Bobbi Jean and her husband decided to go for it. They found a surgeon in Scottsdale Arizona who was an expert in minimally invasive hip replacement surgery. A video teleconference online with the surgeon in which they reviewed her x-rays and condition confirmed she was an excellent candidate. The only remaining obstacle was the price. Bobbi Jean and her husband pay for their healthcare without insurance. The ambulatory surgery center offered a single cash price for the whole experience, which included the anesthesiologist, surgeon, facility, and implant. The price was guaranteed. The couple was ready to go to Scottsdale.

 

As they walked into the ambulatory surgery center in Scottsdale Bobbi Jean wasn’t worried at all. She and her husband arrived from South Carolina early and came by to check out the facility and meet the nursing staff the day before.
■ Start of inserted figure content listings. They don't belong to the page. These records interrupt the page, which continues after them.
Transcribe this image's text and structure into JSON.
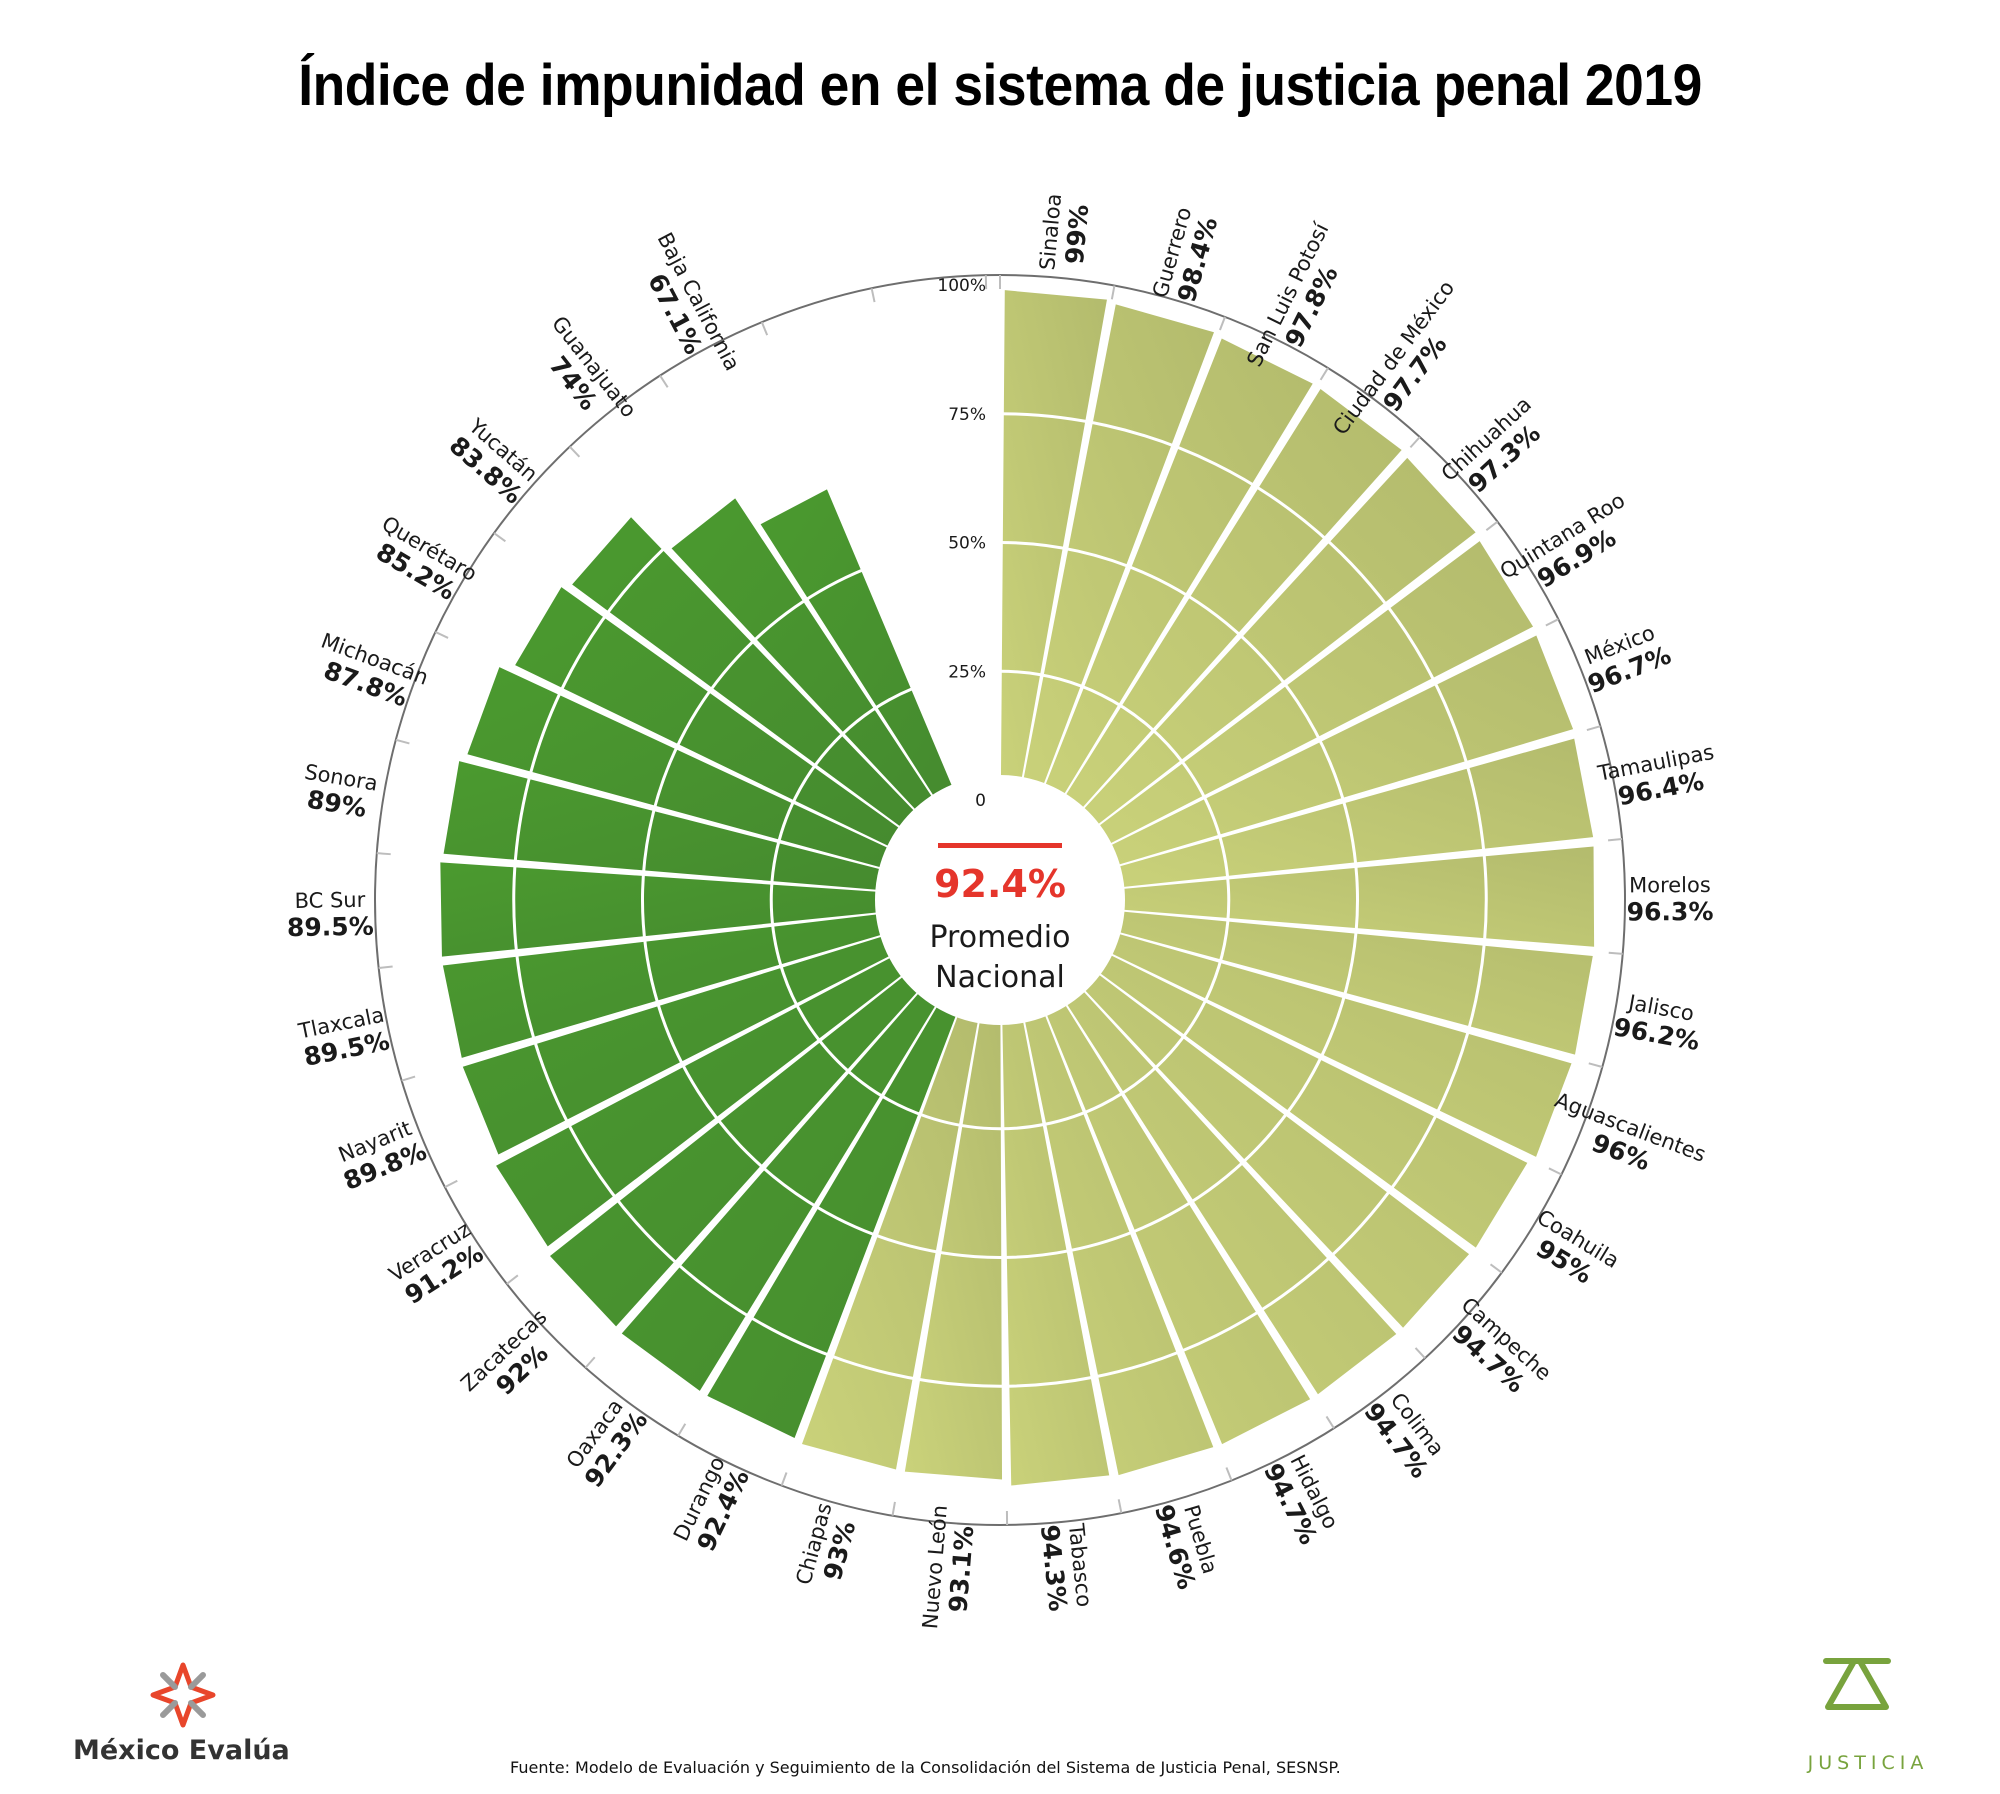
{
  "title": "Índice de impunidad en el sistema de justicia penal 2019",
  "center": {
    "value": "92.4%",
    "label_line1": "Promedio",
    "label_line2": "Nacional"
  },
  "source": "Fuente: Modelo de Evaluación y Seguimiento de la Consolidación del Sistema de Justicia Penal, SESNSP.",
  "logos": {
    "left": "México Evalúa",
    "right": "JUSTICIA"
  },
  "colors": {
    "above_avg": "#bcc374",
    "below_avg": "#4a962f",
    "accent": "#e5352b",
    "justicia": "#78a33d"
  },
  "chart_data": {
    "type": "bar",
    "subtype": "radial",
    "title": "Índice de impunidad en el sistema de justicia penal 2019",
    "ylim": [
      0,
      100
    ],
    "ticks": [
      "0",
      "25%",
      "50%",
      "75%",
      "100%"
    ],
    "tick_values": [
      0,
      25,
      50,
      75,
      100
    ],
    "average": 92.4,
    "categories": [
      "Sinaloa",
      "Guerrero",
      "San Luis Potosí",
      "Ciudad de México",
      "Chihuahua",
      "Quintana Roo",
      "México",
      "Tamaulipas",
      "Morelos",
      "Jalisco",
      "Aguascalientes",
      "Coahuila",
      "Campeche",
      "Colima",
      "Hidalgo",
      "Puebla",
      "Tabasco",
      "Nuevo León",
      "Chiapas",
      "Durango",
      "Oaxaca",
      "Zacatecas",
      "Veracruz",
      "Nayarit",
      "Tlaxcala",
      "BC Sur",
      "Sonora",
      "Michoacán",
      "Querétaro",
      "Yucatán",
      "Guanajuato",
      "Baja California"
    ],
    "values": [
      99,
      98.4,
      97.8,
      97.7,
      97.3,
      96.9,
      96.7,
      96.4,
      96.3,
      96.2,
      96,
      95,
      94.7,
      94.7,
      94.7,
      94.6,
      94.3,
      93.1,
      93,
      92.4,
      92.3,
      92,
      91.2,
      89.8,
      89.5,
      89.5,
      89,
      87.8,
      85.2,
      83.8,
      74,
      67.1
    ],
    "value_labels": [
      "99%",
      "98.4%",
      "97.8%",
      "97.7%",
      "97.3%",
      "96.9%",
      "96.7%",
      "96.4%",
      "96.3%",
      "96.2%",
      "96%",
      "95%",
      "94.7%",
      "94.7%",
      "94.7%",
      "94.6%",
      "94.3%",
      "93.1%",
      "93%",
      "92.4%",
      "92.3%",
      "92%",
      "91.2%",
      "89.8%",
      "89.5%",
      "89.5%",
      "89%",
      "87.8%",
      "85.2%",
      "83.8%",
      "74%",
      "67.1%"
    ],
    "group": [
      "above",
      "above",
      "above",
      "above",
      "above",
      "above",
      "above",
      "above",
      "above",
      "above",
      "above",
      "above",
      "above",
      "above",
      "above",
      "above",
      "above",
      "above",
      "above",
      "below",
      "below",
      "below",
      "below",
      "below",
      "below",
      "below",
      "below",
      "below",
      "below",
      "below",
      "below",
      "below"
    ]
  }
}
After consulting with the orthopedic surgeon and anesthetist on the day of surgery she was given a sedative, then taken into the operating room. She vaguely remembers sitting on the edge of the bed to have her spinal anesthetic. She doesn’t remember any part of the surgery but reports absolutely no pain. The hip replacement surgery took less than an hour.

 

The next thing she knew she opened her eyes in the recovery room. A half-hour later she was walking with a walker in the recovery area. A half-hour after that she walked out of the surgery center in no pain. In the hotel room that night she slept on her back. She has never had to sleep with a pillow between her knees. When she awoke the next day she was sore and decided to try the Percocet medication her surgeon prescribed. The medicine was worse than the discomfort from the surgery. She decided to rest and take Tylenol if she needed it. The pain was well controlled with Tylenol from there on out.

 

Bobbi Jean felt she could walk normally a day or two after the SuperPATH hip replacement surgery, but her husband insisted she uses a walker in the hotel. Better safe than sorry. A week later she saw her surgeon and was given the green light to fly home to South Carolina. Bobbi Jean’s driveway is ¼ mile. She began walking more every day. By the end of the second week, even her husband agreed she didn’t need the walker. By the end of the third week, she could walk the driveway twice without any pain or difficulty.

 

Four weeks after her minimally invasive hip replacement surgery Bobbi Jean climbed out of the sea off the coast of the island of Tobago. She and her husband loved diving the coral reefs. She was amazed at how strong and reliable her hip felt on the ladder of the boat, despite the weight of the SCUBA tank on her back. When they weren’t out diving the couple hiked extensively through the jungle. She considered the hiking to be the best therapy. Bobbi Jean is now six months after surgery and she and her husband have gone water skiing many times. That’s what having no restrictions means. “I may be old,” she says, “but I’m not done.” Not hardly. She and her husband are having the time of their lives.